The largest natural entrance to Wind Cave is only about a foot across, and it’s mind boggling to imagine any human thinking it was a good idea to try to fit inside. It’s one of the ways in which the natives were smarter than the white man, I suppose. On our tour the ranger took us over to this entrance and pulled a bright yellow ribbon out of his pocket. He held it up and the ribbon hung limply from his fingers. As he brought it towards the opening, the ribbon instantly shot towards the hole, the wind sucking it into the cave. The ranger explained that the phenomenon is a result of the difference in barometric pressure. Like most caves, the interior of Wind Cave is a fairly constant temperature, regardless of outside conditions. When the weather outside is warm, the difference in pressure causes a wind that rushes into the cave. When the weather is cold, as it must have been the day Tom and Jesse stopped by, the wind blows outward. In theory most caves experience this change in barometric pressure, but the strong wind only happens when the change is squeezed through a small opening. This simple and fascinating scientific fact has been very helpful in my regular life, allowing my office mates and I to understand why our reception desk gets so cold whenever people shut the door to the conference room.
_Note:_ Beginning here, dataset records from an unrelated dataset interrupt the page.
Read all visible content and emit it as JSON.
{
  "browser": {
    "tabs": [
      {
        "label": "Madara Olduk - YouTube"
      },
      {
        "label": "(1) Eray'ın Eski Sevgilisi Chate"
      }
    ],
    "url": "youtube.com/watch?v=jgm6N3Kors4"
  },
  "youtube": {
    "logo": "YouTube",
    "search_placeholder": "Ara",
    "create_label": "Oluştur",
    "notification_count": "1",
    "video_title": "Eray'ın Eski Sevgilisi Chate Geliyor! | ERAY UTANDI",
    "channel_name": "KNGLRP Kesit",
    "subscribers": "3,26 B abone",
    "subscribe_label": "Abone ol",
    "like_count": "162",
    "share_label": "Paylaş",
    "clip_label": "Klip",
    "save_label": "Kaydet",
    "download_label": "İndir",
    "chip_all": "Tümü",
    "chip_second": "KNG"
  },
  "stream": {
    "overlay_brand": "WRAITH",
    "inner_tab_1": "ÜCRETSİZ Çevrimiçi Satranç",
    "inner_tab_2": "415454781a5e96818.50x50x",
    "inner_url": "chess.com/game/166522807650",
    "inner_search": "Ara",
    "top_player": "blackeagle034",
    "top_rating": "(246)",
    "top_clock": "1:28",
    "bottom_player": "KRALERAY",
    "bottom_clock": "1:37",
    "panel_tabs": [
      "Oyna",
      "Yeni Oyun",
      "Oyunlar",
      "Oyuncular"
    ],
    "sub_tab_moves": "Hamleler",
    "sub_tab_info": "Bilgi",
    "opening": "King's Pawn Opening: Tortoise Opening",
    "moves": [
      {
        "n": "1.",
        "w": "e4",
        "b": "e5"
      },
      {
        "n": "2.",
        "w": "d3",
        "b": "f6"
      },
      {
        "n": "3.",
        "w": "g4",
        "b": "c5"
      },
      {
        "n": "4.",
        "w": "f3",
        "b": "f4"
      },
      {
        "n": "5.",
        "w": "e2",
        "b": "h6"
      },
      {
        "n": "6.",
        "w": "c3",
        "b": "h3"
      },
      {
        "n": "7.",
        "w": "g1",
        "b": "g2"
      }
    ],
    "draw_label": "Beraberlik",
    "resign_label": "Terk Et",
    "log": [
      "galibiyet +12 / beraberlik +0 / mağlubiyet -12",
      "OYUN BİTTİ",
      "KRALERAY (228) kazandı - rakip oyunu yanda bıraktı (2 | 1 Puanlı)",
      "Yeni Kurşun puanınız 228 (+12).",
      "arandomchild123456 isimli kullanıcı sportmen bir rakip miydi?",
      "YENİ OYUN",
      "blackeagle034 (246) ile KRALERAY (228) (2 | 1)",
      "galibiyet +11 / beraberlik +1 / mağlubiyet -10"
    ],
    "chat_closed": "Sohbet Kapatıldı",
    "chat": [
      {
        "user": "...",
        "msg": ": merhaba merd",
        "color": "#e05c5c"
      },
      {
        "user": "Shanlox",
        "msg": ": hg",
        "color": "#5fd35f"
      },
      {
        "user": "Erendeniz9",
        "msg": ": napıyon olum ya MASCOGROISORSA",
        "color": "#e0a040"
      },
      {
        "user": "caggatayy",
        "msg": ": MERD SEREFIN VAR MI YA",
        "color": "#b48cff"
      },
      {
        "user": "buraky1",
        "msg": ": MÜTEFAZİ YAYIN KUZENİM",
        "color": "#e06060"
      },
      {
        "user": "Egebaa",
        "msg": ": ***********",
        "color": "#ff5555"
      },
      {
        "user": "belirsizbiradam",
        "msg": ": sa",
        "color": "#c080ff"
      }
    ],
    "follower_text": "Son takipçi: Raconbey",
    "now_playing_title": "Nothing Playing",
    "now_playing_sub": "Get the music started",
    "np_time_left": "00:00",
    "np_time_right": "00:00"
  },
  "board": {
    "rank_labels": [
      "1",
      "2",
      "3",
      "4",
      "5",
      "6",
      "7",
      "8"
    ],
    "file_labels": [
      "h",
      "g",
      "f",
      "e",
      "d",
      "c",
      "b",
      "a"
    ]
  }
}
Wind Cave has a few other claims to fame. For one, it’s the sixth longest cave in the world, though only a tiny portion is wide enough for humans to walk through. Even in the public section, the passages in the cave are often extremely narrow. I found myself feeling the squeeze in a few sections, and I’m not a very large individual.
Secondly, it’s the largest concentration of boxwork formations in the world. More specifically, 95% of the world’s known boxwork is found in Wind Cave. To understand boxwork, imagine you were building a wall with empty milk cartons for bricks and regular cement for mortar. Imagine you then wait several years for the milk cartons to slowly fall apart and rot away. What you have left is the cement, formed into thin walls around the empty spaces, looking a bit like a honeycomb. This is how boxwork is formed. Strong calcite fills in the cracks between the normal rock, and over thousands of years the rock erodes away and the calcite remains. The walls of Wind Cave are full of these honeycombs. They look fragile, like they’re made of cardboard.
The main tourist path through Wind Cave was built in the 1930s. If there’s one thing traveling the country taught me, it’s that the Works Progress Administration got things done. Depression-era workers built roads and bridges all over this country, and occasionally they built them in caves. Just imagine being a labor worker in the United States in the 1930s, with the kind of technology available. Imagine navigating some of the narrowest passageways you’ve ever seen, pouring concrete by candlelight, and looking up to see rocks as thin as paper lining the walls. It sounds awful and wonderous, but at least we all can benefit from their work. I’m glad so many tours at Wind Cave are sold out, and so many people come to visit. Even if it is just because they can’t see the faces on the mountain.
It really is pretty amazing to think of all the places that the WPA worked, and all that they did. Neat cave!